A Facebook friend posted about the loss of her husband. Although I don’t know her personally, I read her story of triumph over death and dying. Her husband was diagnosed with cancer on Christmas Eve and given 1-6 weeks to live. He died New Year’s Day. Her life, changed in an instant. With one sentence, life would never, ever be the same.
I scrolled back through her page, back to December 23rd when she posted about riding horses, getting ready for the holidays and general life goings on. What if I could have told her then what was just one day away? Would she have done anything differently? Would I?
I continued reading then, watching her sink into disbelief. Watched her heart break into irretrievable pieces. I watched her hope, pray and place her faith in a power other than herself. I watched her struggle with the meaning of it all, wonder why.

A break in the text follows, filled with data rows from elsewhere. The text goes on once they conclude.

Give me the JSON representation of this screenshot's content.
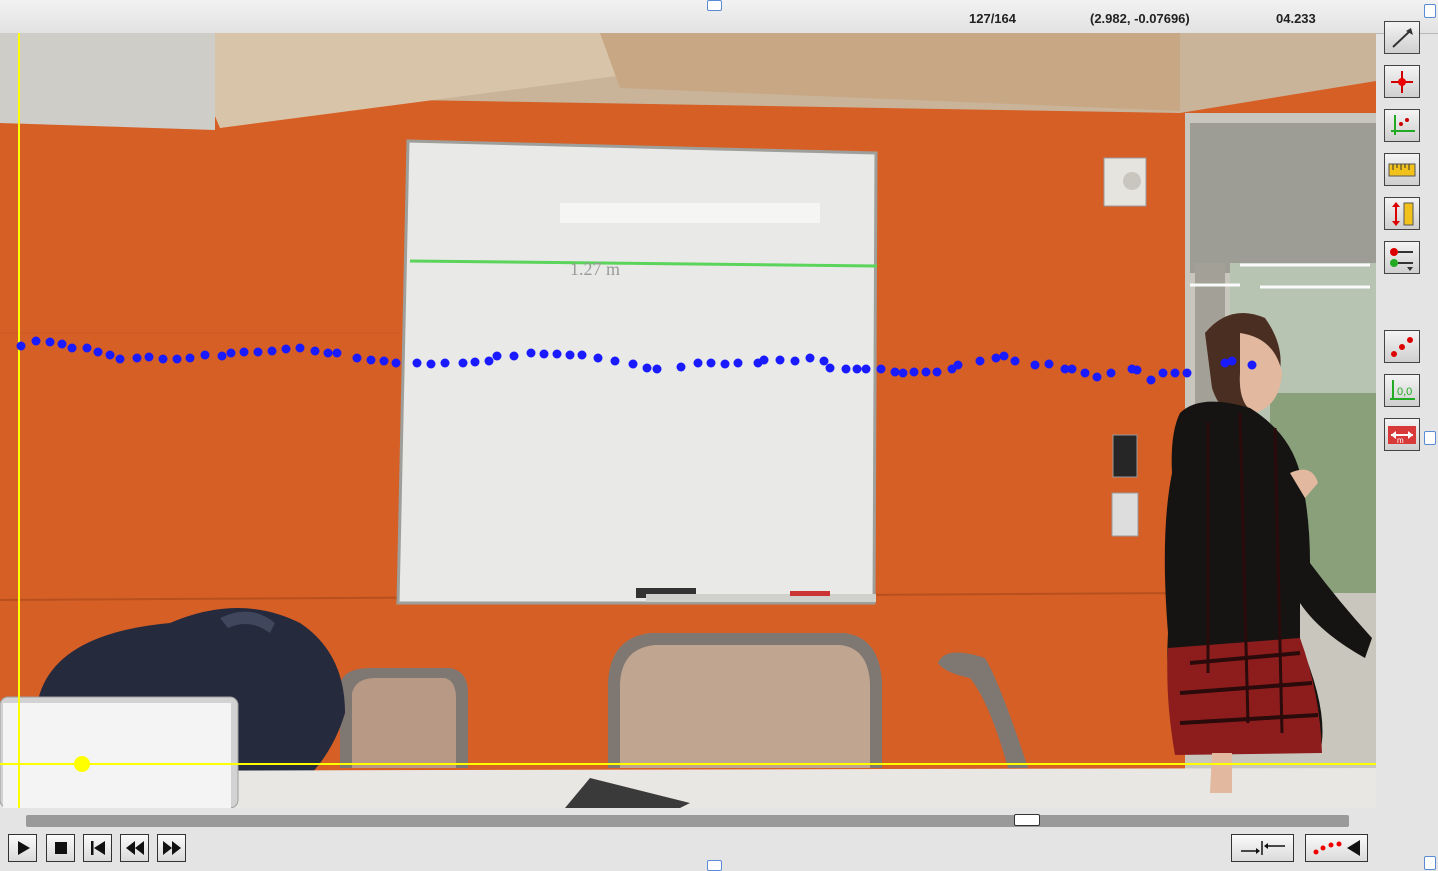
{
  "status": {
    "frame": "127/164",
    "coordinates": "(2.982, -0.07696)",
    "time": "04.233"
  },
  "video": {
    "whiteboard_note": "1.27 m",
    "track_color": "#1a1aff",
    "calibration_color": "#5ad45a",
    "axis_color": "#ffff00"
  },
  "toolbar": {
    "tools": [
      {
        "name": "arrow-tool-icon"
      },
      {
        "name": "add-point-tool-icon"
      },
      {
        "name": "set-origin-axes-tool-icon"
      },
      {
        "name": "ruler-tool-icon"
      },
      {
        "name": "set-scale-tool-icon"
      },
      {
        "name": "options-tool-icon"
      },
      {
        "name": "show-points-tool-icon"
      },
      {
        "name": "show-origin-tool-icon"
      },
      {
        "name": "show-scale-tool-icon"
      }
    ]
  },
  "playback": {
    "buttons": [
      "play",
      "stop",
      "go-to-start",
      "step-back",
      "step-forward"
    ],
    "scrub_position": 0.762
  }
}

I watched her accept his fate, waiting for the end, wondering if his next “I love you would be the last I hear from his lips”. Then, I watched her find her strength, I watched her seek comfort in her horses, find angels on their backs and ride along.
This, was sobering. Heartbreaking. How many of us trudge through our days, assuming we have many of them stretched out before us? How many of us complain and moan and deny our own lives? How many of us refuse to forgive, forget to love and find fault with life?
Today is January 5th. Her husband will never see another Valentines Day, or Fourth of July. He’ll never see another Saturday afternoon thunderstorm or a Sunday evening barbeque. The saying goes.”live each day as if it were your last”. Do we? Do you? Do I?
Don’t wait until tomorrow. Love the ones you love. Forgive the ones you think have wronged you. Forgive yourself for past decisions. Right here, right now. This is what is real. This is what matters. This is what we have. Life is happening right now. Let’s not miss another second. We have no idea if there will be another.